It’s not possible to provide illustrations for every eventuality, so we‘ve made some assumptions when working out how much you might get back from your pension.

Remember, these are only ever estimates and these changes won’t affect how much money you’ll actually get back when you retire.

We follow mandatory rules from the Financial Reporting Council (FRC) when we work out what your pension could be worth in the future. This means that the method we use is consistent with other UK pension companies.

We assume that you don’t make any changes to your contributions. We also assume that the government doesn’t change the rules around tax relief in the future.

We’ve made assumptions as to the nature of investments you hold, their likely performance based on FRC rules whether you’ve chosen a lifestyling option. Your investment choices and their actual performance may not be the same as we have assumed.

We’ve also assumed that you remain invested in your current investments until you take a retirement option, irrespective of your age. For some customers it’s only possible to stay invested in certain investments for a set amount of time. We’ll be in touch before anything changes.

Inflation affects the buying power of your money. Think about how much more your weekly grocery shop costs today than it did ten years ago. It’s important to review your policy regularly with this in mind.

We’ve adjusted your illustrations to take yearly inflation of 2.5% into account, so you have an idea of how much retirement income you could get in today’s money.

Under this assumption, £10 in 20 years’ time would only be worth the equivalent of £6.10 in today’s money.

We take into account expected charges that you pay for managing the investment of your fund (this may be to a fund manager), and we take into account fees paid to us for administering your policy.

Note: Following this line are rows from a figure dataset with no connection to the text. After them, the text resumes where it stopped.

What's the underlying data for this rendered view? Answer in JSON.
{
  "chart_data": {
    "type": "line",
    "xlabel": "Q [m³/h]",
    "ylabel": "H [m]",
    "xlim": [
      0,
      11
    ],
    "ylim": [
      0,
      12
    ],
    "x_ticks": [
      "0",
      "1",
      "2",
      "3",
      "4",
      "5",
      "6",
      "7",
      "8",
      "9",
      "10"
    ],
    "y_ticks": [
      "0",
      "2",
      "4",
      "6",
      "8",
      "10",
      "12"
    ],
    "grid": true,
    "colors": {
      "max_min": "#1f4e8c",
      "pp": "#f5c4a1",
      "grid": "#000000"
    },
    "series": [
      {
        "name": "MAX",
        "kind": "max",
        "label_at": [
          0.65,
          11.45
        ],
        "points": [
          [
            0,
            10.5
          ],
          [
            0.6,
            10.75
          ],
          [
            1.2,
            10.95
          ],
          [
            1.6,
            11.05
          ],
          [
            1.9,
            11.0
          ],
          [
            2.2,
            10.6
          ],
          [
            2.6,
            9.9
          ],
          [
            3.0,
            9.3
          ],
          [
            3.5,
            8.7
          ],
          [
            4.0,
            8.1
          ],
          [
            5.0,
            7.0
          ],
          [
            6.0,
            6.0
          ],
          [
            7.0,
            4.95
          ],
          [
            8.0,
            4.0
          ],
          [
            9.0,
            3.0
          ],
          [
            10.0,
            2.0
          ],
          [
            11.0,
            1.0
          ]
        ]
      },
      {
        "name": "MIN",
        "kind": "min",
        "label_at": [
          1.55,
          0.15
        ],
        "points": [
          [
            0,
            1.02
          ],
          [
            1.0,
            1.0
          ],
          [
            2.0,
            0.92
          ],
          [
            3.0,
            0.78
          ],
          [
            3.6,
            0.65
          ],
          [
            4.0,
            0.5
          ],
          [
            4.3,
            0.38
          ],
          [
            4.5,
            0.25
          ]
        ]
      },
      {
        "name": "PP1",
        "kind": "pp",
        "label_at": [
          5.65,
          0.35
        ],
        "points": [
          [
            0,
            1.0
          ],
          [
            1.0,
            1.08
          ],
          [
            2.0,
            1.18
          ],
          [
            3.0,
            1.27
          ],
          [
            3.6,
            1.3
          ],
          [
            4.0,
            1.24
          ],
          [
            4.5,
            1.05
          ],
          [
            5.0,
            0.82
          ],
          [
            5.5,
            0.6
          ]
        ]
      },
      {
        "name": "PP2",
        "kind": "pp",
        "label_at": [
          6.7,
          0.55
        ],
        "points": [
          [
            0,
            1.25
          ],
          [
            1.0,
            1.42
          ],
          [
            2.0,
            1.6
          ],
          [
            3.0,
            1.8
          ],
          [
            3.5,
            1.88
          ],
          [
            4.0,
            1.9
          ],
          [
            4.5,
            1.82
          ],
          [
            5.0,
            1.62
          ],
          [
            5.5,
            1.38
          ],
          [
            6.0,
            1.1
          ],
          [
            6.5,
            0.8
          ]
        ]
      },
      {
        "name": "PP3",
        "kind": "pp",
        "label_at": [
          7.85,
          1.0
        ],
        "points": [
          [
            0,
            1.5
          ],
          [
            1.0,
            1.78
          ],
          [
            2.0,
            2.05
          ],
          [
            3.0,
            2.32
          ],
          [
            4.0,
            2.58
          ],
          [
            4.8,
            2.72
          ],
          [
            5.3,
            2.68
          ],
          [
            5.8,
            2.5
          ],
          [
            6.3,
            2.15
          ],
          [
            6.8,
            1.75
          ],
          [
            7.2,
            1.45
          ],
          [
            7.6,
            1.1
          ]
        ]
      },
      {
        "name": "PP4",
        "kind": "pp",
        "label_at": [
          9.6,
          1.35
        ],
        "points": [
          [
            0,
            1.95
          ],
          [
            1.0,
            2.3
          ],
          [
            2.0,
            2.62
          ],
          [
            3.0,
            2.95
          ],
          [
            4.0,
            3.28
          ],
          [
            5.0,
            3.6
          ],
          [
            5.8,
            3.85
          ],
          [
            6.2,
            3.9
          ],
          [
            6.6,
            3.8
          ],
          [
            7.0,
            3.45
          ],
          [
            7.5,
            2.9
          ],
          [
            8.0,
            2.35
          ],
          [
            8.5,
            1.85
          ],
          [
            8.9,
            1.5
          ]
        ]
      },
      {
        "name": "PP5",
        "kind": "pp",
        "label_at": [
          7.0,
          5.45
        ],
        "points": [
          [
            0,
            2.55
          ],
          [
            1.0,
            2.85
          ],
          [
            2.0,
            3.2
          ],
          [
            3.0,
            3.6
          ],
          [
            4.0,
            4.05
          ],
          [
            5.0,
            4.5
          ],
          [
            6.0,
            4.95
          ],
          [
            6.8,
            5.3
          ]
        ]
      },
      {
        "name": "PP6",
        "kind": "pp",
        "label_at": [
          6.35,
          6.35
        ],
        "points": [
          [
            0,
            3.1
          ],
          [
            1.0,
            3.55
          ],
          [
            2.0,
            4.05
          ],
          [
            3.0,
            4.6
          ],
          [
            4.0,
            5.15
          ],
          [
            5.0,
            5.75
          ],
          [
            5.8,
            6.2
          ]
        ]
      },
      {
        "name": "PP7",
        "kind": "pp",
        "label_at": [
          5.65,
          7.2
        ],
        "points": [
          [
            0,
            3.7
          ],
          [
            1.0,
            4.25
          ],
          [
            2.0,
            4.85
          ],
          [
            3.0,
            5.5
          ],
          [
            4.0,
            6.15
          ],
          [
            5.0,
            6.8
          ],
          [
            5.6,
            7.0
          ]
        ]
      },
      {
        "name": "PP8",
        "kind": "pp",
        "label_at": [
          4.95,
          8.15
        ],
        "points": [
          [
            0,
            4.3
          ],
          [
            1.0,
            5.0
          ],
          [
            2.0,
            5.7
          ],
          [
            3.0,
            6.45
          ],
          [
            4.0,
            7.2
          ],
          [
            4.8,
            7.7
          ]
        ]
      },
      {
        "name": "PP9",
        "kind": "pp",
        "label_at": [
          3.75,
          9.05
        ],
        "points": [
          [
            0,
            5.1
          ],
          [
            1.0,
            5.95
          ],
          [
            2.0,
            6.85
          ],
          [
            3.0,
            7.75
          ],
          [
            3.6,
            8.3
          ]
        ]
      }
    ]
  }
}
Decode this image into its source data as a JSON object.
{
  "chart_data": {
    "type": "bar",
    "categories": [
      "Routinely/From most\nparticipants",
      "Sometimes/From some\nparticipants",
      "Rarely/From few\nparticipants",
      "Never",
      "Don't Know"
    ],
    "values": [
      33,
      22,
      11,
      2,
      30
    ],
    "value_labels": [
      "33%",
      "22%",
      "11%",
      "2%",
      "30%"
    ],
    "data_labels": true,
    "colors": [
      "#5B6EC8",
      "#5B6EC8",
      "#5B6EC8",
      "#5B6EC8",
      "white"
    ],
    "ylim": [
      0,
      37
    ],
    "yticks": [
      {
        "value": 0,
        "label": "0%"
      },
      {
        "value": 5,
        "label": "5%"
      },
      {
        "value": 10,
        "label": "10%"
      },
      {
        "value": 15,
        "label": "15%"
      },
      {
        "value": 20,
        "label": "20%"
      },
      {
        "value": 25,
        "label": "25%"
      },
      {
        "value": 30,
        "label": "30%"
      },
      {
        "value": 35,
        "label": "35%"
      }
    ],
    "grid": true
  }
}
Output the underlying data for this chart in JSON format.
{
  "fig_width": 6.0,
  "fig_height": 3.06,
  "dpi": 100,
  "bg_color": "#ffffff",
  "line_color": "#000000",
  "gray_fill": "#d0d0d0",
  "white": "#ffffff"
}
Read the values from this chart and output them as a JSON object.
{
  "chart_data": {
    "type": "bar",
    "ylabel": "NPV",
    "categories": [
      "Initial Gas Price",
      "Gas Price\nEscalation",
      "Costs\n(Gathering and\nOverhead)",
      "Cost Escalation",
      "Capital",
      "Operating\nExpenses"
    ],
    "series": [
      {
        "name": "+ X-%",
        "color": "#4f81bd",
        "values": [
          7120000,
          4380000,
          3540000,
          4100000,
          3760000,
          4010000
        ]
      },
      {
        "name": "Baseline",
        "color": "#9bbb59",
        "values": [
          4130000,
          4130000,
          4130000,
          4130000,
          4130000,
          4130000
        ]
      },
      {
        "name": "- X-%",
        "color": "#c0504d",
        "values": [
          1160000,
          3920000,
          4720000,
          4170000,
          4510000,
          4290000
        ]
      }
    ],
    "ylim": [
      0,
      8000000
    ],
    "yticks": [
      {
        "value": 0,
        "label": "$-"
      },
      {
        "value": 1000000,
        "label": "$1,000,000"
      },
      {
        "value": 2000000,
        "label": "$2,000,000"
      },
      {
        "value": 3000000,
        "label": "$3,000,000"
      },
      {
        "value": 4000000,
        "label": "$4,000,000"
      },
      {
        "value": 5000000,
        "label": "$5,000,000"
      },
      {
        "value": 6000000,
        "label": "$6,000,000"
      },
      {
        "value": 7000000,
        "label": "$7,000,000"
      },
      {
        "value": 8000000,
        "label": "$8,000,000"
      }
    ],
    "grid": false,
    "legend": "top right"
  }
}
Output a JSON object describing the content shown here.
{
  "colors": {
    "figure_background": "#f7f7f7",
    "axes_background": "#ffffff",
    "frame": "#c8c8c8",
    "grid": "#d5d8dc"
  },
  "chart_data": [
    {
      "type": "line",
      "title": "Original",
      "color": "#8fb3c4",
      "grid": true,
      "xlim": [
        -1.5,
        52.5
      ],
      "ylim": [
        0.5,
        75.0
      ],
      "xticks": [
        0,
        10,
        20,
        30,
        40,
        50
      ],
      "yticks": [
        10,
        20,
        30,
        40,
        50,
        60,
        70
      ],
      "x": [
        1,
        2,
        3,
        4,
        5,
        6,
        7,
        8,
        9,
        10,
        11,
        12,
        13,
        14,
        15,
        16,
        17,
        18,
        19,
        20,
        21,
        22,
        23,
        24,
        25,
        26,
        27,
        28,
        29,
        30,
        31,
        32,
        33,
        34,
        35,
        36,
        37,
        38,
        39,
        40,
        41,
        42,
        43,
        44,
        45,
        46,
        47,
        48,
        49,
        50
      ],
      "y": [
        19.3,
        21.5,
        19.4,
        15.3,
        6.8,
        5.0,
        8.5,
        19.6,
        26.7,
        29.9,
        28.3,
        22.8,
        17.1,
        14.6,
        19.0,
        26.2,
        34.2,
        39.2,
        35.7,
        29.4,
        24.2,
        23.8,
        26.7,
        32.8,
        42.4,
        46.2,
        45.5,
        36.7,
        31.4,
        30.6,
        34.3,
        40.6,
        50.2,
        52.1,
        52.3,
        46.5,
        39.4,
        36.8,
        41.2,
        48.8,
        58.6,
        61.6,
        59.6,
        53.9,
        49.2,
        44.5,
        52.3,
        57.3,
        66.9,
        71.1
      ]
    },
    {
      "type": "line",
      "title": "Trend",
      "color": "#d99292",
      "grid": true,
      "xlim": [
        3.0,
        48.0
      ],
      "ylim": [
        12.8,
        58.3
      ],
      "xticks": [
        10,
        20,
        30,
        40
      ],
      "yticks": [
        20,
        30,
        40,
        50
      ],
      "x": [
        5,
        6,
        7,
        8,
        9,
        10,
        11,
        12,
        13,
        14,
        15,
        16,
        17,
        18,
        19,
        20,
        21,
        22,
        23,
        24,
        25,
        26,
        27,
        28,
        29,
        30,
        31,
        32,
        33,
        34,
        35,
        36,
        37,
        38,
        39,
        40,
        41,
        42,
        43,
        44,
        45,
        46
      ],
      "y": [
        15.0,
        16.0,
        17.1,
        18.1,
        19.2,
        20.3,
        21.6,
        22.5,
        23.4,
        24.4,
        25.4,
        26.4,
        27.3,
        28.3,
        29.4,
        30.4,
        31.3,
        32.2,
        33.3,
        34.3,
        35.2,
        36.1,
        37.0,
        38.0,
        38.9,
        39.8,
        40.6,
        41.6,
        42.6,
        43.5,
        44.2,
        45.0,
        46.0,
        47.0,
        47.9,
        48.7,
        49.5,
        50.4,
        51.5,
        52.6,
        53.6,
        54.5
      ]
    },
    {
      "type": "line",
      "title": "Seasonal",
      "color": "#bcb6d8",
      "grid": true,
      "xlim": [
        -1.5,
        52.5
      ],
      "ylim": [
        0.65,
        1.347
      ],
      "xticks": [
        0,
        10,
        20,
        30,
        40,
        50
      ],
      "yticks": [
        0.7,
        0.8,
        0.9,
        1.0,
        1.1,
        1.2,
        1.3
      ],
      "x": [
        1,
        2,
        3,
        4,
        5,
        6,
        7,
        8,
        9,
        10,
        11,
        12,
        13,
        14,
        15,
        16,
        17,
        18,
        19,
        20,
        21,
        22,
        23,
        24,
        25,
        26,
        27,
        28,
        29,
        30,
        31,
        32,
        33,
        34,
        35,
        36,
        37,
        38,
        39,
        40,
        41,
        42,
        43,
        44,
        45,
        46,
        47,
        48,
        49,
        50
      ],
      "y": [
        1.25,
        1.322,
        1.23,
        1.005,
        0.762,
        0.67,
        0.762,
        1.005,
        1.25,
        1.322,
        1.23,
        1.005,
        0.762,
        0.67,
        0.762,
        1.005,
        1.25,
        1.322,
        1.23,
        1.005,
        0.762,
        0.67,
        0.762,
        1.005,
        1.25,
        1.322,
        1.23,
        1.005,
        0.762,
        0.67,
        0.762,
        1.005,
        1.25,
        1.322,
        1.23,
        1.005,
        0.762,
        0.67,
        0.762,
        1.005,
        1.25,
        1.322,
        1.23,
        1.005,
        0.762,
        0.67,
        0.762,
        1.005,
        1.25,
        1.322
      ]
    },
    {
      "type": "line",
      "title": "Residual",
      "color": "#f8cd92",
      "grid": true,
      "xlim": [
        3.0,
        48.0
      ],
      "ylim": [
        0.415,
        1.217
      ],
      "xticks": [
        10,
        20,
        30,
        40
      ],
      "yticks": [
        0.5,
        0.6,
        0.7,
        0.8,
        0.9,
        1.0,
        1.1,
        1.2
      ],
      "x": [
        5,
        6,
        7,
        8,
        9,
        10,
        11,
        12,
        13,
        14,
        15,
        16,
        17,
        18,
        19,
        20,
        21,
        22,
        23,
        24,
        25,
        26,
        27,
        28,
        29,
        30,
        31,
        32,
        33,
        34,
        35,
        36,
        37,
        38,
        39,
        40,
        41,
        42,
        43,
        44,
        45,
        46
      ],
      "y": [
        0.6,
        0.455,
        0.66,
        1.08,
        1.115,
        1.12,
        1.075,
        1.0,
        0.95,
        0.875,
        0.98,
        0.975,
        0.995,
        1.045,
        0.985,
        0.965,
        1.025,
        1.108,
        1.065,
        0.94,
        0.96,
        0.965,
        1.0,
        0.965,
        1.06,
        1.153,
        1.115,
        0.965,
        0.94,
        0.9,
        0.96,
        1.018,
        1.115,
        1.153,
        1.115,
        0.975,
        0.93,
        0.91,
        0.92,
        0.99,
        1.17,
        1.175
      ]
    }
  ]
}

The retirement income illustrations assume that you buy an annuity when you retire.

Annuity rates available when you come to take your retirement option are likely to be different to what we’ve assumed, so make sure you get quotes based on your personal circumstances.

We’ve assumed that the amount of retirement income you receive remains the same for the rest of your life.

When you buy an annuity you may be able to take a portion of your pension pot as a tax-free lump sum (normally no more than 25%). Our figures assume that no lump sum is taken. We’ve assumed that when you take your retirement income it will be on a single life basis and payments will be guaranteed for five years. This means:

  • If you die in the first five years of taking out your annuity, payments will continue until the end of the guarantee period. After this no more income will be paid.
  •  If you die after the first five years, your retirement income will end and no further benefits will be paid.

We’ve assumed that payments of your retirement income will be made monthly in advance.

There are other options available to you if you were to take an annuity, such as inflation proofing your income, taking a tax-free lump sum at outset or providing an income to a beneficiary if you were to die before them. If you took an income using any of these options it’s likely that you’ll receive a lower retirement income.

Note: These assumptions apply to almost everyone, however there are some rare exceptions. If this is the case we’ll confirm the assumptions that are correct for you in your annual statement.

Your actual retirement income will depend on a number of things, such as the performance of your investment, if your pension has any guarantees over the amount of income you get (such as a guaranteed annuity rate), your health and personal circumstances, and how much it costs when you buy an annuity.

The FRC changed their rules on 1 October 2023. The new rules looked at how much and how often the price of each investment changed over the last five years – this is sometimes referred to as volatility. Once the volatility for a fund is known we then use one of four assumed growth rates for that fund.

Before 1 October 2023, pension companies worked out their own future growth rates.

Remember: The amount you’ll actually get back will not change, just the estimation in your annual statement. If you were to compare estimates in your annual statement from now on to previous statements, you might see a difference

On the 6 April 2024 the FRC increased three of the four assumed growth rates. This means that compared to an estimate sent after 1 October 2023, the amount of money at your retirement would now be higher.